# Welche Schuhe?



## Monty98 (7. Februar 2008)

was meint ihr?

Gute, alte Vans-Waffelsohle?

oder welche von Trial-Marken? und wenn, dann welche und warum?


----------



## isah (7. Februar 2008)

Vans Vegan's sind sehr krass, die Loecher ca. 1/4 von den normalen Vans-Waffeln, ich finde den Grip sogar uebertrieben - normale Vans reichen mit guten Pedalen (Tioga MX zB) aus imo.

In Stuttgart gibts in ein paar Schuhlaeden gerade gute Angebote, 2 Paar Vans fuer 60 Euro, sowas findet sich in Graz bestimmt auch.


----------



## MTB-News.de




----------



## Rubelnaldo (7. Februar 2008)

1. Was macht dieses Thema im Media Bereich?? 

2. Vans Waffelsohle, oder wenn Du Geld ausgeben willst, Try All...


----------



## isah (7. Februar 2008)

> 1. Was macht dieses Thema im Media Bereich??

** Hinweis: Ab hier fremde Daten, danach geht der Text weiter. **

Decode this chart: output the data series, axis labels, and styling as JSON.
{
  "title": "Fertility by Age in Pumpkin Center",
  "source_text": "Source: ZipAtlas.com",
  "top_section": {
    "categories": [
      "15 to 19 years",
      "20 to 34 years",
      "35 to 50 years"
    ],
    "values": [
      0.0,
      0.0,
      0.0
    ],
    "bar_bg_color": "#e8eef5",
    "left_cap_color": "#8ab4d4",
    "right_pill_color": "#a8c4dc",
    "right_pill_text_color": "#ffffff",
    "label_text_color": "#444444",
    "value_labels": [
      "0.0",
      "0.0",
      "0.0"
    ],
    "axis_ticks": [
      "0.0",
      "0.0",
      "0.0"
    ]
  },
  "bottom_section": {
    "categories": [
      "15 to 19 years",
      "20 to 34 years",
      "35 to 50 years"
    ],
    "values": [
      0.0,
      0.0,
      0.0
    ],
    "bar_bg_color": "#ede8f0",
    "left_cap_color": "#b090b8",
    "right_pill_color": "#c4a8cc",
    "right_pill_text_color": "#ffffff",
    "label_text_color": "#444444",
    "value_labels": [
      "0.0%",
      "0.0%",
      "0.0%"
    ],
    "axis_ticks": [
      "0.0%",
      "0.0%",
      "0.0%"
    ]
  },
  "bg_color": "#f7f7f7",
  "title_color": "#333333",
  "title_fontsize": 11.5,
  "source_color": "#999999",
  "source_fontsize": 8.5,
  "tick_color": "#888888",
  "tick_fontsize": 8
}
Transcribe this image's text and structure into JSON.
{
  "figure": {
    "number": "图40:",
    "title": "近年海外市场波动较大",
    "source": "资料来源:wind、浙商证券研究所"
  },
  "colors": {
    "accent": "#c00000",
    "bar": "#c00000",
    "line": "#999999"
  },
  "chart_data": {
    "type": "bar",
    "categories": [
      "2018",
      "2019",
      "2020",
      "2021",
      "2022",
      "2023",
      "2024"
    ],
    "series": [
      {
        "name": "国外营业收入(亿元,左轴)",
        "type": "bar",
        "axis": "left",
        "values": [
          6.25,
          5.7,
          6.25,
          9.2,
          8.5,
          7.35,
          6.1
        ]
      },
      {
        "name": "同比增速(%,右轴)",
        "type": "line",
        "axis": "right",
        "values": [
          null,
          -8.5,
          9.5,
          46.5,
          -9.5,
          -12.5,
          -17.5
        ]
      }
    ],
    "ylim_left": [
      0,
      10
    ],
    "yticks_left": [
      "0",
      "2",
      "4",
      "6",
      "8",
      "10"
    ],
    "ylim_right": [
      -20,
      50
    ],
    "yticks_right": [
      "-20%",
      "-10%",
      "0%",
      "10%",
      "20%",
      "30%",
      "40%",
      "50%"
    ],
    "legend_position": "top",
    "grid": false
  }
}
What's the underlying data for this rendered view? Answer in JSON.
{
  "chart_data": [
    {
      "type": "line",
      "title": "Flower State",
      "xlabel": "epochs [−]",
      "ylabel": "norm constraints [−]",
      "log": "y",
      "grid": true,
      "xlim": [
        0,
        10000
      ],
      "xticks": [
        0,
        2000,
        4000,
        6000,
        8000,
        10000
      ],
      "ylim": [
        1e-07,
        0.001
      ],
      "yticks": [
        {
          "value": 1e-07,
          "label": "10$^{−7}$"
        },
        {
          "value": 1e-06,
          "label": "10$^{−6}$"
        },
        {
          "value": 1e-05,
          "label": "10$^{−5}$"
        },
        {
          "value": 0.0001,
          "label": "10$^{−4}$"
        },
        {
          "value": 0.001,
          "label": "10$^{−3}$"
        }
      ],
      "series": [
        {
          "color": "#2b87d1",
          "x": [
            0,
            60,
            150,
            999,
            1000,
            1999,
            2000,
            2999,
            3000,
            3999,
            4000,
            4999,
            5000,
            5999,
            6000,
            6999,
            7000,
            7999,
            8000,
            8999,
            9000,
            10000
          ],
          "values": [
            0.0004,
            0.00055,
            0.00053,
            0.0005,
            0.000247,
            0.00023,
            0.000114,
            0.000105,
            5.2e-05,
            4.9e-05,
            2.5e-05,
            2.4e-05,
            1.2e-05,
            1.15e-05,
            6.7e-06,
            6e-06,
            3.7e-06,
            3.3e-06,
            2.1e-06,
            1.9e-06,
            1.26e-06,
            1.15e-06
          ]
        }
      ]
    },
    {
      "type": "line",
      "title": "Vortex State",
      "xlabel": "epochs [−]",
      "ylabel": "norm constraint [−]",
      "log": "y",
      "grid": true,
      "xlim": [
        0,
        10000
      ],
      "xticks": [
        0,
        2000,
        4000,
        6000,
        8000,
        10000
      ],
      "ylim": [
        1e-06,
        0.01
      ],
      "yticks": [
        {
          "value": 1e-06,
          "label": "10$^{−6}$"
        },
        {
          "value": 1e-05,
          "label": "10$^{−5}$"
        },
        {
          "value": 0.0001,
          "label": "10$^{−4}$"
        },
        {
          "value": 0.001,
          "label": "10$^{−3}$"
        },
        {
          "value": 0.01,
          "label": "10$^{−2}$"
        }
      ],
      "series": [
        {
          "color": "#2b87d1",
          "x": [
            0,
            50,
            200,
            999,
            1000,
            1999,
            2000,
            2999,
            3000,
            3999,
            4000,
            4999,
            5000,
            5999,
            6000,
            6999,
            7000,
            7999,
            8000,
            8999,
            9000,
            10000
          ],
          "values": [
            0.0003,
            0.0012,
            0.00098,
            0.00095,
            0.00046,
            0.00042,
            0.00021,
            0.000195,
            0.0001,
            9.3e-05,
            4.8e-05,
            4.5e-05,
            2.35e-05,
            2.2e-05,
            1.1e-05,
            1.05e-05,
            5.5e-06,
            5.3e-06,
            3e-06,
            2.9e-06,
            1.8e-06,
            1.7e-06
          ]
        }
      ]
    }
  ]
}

Ist einfach schoener hier, das Media-Subforum ist das neue Trial-Forum. Das Wohnzimmer bei mtb-news so zu sagen...


----------



## Eisbein (7. Februar 2008)

isah schrieb:


> Ist einfach schoener hier, das Media-Subforum ist das neue Trial-Forum. Das Wohnzimmer bei mtb-news so zu sagen...


----------



## Monty98 (7. Februar 2008)

danke einmal für die Antworten.
Vielleicht überwindet sich noch jemand dazu dass er ein paar Vor- und/oder Nachteile von Trial-Schuhe aufzählt.

Jo, war ein Versehen, aber ich denke das wird der Admin wohl checken.


----------



## KermitB4 (7. Februar 2008)

Ich fahre meist irgendwelche Billig-Schuhe vom Deichmann.

Ich achte halt darauf, dass sie eine durchgehend gerade Sohle ohne einkerbungen oder ähnliches haben. Dazu sollen sie noch griffiges Profil haben und sich gut schnüren lassen.

Ich tausche sie öfter mal, darum tuns die vom Deichmann für mich.

MFG


----------



## *Sickboy* (7. Februar 2008)

ich habe mir jetz ein paar Vans Sk8 Hi zugelegt. bin sehr zufrieden. sind (wie der name schon sagt) hoch, also knöchel noch eingepackt! hab noch ne sohle extra reingleget, is nochma n stück geschmeidiger!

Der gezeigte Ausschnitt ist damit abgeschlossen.